For homework, students will observe the night time sky in much they same way as they did during the day.
- Writing utensils
- Magnetic compass
- Recording device from Activity 2
- Flashlight which has been prepared for night time viewing
Students should review techniques for night-time observation before starting this activity.
The needle of a magnetic compass will not point exactly to the North Pole. This is because the needle point to the north pole of the Earth's magnetic field. This north pole is different from the geographical North Pole at the top of the Earth. Although the needle will not point to the North Pole that was determined in previous activities, its okay to use it in this activity.
This activity is meant to be done as homework.

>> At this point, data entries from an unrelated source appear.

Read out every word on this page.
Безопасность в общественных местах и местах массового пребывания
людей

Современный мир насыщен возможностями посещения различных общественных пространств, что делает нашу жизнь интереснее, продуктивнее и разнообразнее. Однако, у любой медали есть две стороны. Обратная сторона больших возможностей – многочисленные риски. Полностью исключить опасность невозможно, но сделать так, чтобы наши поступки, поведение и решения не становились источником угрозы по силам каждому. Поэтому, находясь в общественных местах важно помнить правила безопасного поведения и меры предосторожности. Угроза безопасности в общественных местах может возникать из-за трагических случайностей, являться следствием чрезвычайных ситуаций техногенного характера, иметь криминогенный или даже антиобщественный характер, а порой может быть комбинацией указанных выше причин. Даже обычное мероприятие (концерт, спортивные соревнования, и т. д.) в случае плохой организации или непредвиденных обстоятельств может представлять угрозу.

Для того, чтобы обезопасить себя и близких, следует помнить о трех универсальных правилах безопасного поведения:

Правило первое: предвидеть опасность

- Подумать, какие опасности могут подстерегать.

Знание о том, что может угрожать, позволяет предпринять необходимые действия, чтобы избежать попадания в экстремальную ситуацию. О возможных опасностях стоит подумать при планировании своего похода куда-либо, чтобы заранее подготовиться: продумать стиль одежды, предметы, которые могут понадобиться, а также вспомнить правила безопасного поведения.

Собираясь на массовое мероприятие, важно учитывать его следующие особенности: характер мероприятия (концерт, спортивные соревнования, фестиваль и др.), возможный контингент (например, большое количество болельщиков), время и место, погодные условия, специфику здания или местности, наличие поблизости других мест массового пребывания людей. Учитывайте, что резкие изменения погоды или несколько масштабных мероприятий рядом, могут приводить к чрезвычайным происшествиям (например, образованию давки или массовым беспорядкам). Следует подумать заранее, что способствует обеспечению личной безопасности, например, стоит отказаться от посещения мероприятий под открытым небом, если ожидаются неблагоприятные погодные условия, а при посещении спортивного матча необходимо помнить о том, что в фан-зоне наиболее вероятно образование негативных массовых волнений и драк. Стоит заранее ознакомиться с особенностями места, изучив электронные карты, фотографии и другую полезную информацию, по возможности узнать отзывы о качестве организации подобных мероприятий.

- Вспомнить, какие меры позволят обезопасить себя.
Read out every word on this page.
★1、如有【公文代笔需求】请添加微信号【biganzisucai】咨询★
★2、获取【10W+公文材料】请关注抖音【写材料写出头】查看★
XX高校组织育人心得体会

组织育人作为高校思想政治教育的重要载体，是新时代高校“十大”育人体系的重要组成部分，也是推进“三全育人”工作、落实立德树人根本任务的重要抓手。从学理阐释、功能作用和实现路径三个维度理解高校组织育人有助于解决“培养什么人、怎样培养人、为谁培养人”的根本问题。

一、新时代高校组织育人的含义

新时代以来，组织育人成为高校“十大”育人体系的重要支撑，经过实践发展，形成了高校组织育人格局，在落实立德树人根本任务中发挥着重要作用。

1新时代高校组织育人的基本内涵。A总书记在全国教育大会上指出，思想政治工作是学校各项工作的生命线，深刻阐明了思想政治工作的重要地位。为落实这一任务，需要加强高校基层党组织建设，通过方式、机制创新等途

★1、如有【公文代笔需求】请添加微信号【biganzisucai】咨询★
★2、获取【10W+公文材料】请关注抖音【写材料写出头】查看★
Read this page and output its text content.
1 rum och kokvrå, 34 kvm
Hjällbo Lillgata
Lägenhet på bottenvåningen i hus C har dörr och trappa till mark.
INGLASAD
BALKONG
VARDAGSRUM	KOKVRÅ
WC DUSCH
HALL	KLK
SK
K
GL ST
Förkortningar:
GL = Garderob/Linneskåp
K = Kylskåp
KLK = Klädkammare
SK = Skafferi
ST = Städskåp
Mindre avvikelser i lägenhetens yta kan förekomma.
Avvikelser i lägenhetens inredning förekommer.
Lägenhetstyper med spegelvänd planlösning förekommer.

- Instruct your students to use a magnetic compass to locate north on their horizon.
- Have the students use the recording device they constructed in Activity 2 to record what they see in the night sky by drawing what they see every fifteen degrees until they reach the zenith.
- Instruct your students to staple their drawings into their journals.
Ask your students to use their drawing to answer the following questions.
- Did you recognize any stars that you knew?
- Did you see the moon?
- Did you observe alone or did someone help you? Could you observe alone?
Students should answer the following questions in their journals and be prepared to discuss their answers in class.
- Why was locating due North important?
- Why did you need a magnetic compass?
- How did the recording device help you?
Star charts are maps to the night sky for a particular date and location. (Due to the Earth's rotation around the sun, the stars appear to move across the sky.) By drawing what they see in the sky, students have created their own star charts for their location on that particular date. In future lessons, they will use prepared star charts to locate specific stars and constellations.